I'd say either that it had two capitals — Philadelphia, where the executive offices still were functioning, and Princeton, where Congress was meeting — or that it was a nation without a real capital. But Congress didn't get much of anything done while it was here. For one thing, they almost couldn't get a quorum to do business. Under the rules of the Articles of Confederation, you had to have a minimum of seven states, and each state had to have at least two representatives. ... And for serious business, like approving a treaty, they needed nine. So any state could block it.
Did they achieve anything noteworthy?
Well, they ratified a commercial treaty with Sweden. That was in late July. It took them a month to get a quorum of nine states to do that. The definitive peace with Britain arrives in early November, and then they leave a few days later and go to Annapolis, and it takes them a long time to get a quorum of nine there to ratify the treaty. By then, the technical deadline for ratifying it has already passed, and Congress is so broke that it can't afford to hire a courier to carry the ratification back to Europe, and so they have to borrow the money from France and hire a British ship to carry the ratification of our independence to Europe.

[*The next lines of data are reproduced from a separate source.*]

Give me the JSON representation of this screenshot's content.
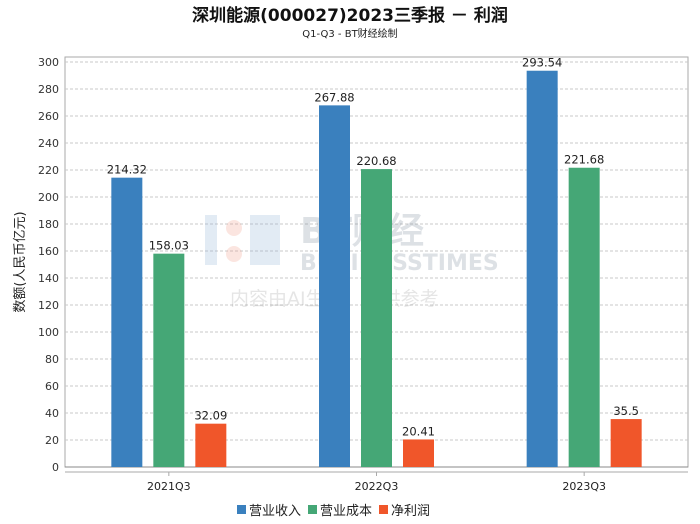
{
  "chart_data": {
    "type": "bar",
    "title": "深圳能源(000027)2023三季报 － 利润",
    "subtitle": "Q1-Q3 - BT财经绘制",
    "xlabel": "",
    "ylabel": "数额(人民币亿元)",
    "ylim": [
      0,
      300
    ],
    "yticks": [
      0,
      20,
      40,
      60,
      80,
      100,
      120,
      140,
      160,
      180,
      200,
      220,
      240,
      260,
      280,
      300
    ],
    "grid": true,
    "legend_position": "bottom",
    "categories": [
      "2021Q3",
      "2022Q3",
      "2023Q3"
    ],
    "series": [
      {
        "name": "营业收入",
        "color": "#3a80be",
        "values": [
          214.32,
          267.88,
          293.54
        ],
        "labels": [
          "214.32",
          "267.88",
          "293.54"
        ]
      },
      {
        "name": "营业成本",
        "color": "#45a776",
        "values": [
          158.03,
          220.68,
          221.68
        ],
        "labels": [
          "158.03",
          "220.68",
          "221.68"
        ]
      },
      {
        "name": "净利润",
        "color": "#f0562a",
        "values": [
          32.09,
          20.41,
          35.5
        ],
        "labels": [
          "32.09",
          "20.41",
          "35.5"
        ]
      }
    ]
  },
  "watermark": {
    "brand": "BT财经",
    "english": "BUSINESSTIMES",
    "notice": "内容由AI生成，仅供参考"
  }
}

Why was Princeton so heavily represented in the nation's early political life?
The Class of 1771 included not just James Madison, but Gunning Bedford Jr., a delegate to the Constitutional Convention; the journalist and politician Hugh Henry Brackenridge; and poet and crusading editor Philip Freneau — among others.
They almost had Alexander Hamilton. The story is that he asked Witherspoon for junior class standing and Witherspoon wouldn't grant it to him, so he went to what's now Columbia instead. Aaron Burr Jr. was Madison's Princeton contemporary [Class of 1772]. Witherspoon is part of the reason [for the students' Revolutionary fervor]. His students really did admire him, and he brings the Scottish Enlightenment to Princeton in a way that it hadn't been there before.

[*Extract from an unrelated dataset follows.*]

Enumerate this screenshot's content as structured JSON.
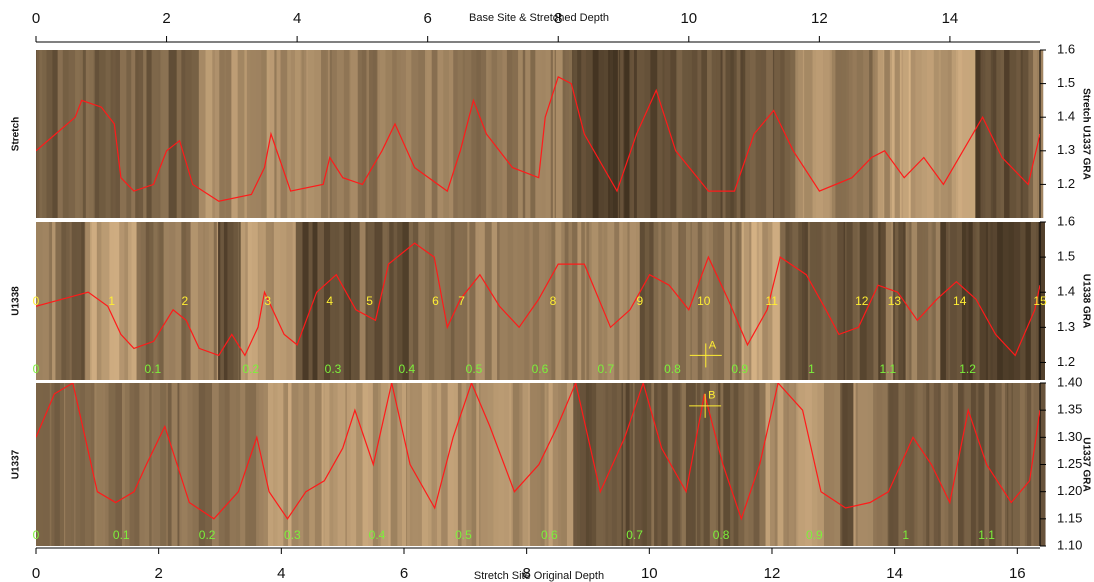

When I taught the Revolution, I used to say that to the outside world the Constitutional Convention was known as the Philadelphia Convention, but we know what it really was: the first Princeton Alumni College. There were more delegates from Princeton than from any two other colleges combined. Many of them were in critical positions. Madison drew up the Virginia Plan. William Paterson  drew up the New Jersey plan. Oliver Ellsworth  of Connecticut, the future chief justice [of the Supreme Court], was one of those responsible for the Connecticut Compromise. And Bedford was the one who created the biggest alarm by suggesting that the small states might turn to foreign powers to get some kind of justice from the large states.
There is still great debate over whether or not ours is a Christian nation, and you can find evidence in the writing of the Founding Fathers to support both sides.
What I think you can say about almost all the Founding Fathers is that they did not want to have a fight over religion, so they would say inoffensive things. Washington seems almost always to use a euphemism for God: the "Great Designer of the Universe" or something like that. He almost never says "God." ... But he went to church. Benjamin Franklin was probably more religious in his old age than he was as a young man, when he was certainly flirting with atheism. He's the one who, in a critical moment in the Constitutional Convention, moves that they invite in a clergyman to lead them in prayer. Madison is the one who finally defeats that by moving to adjourn, even though it was still morning and they were supposed to have a whole day! But obviously he didn't want to have a vote on prayer. And there were probably only about four delegates who were on Franklin's side.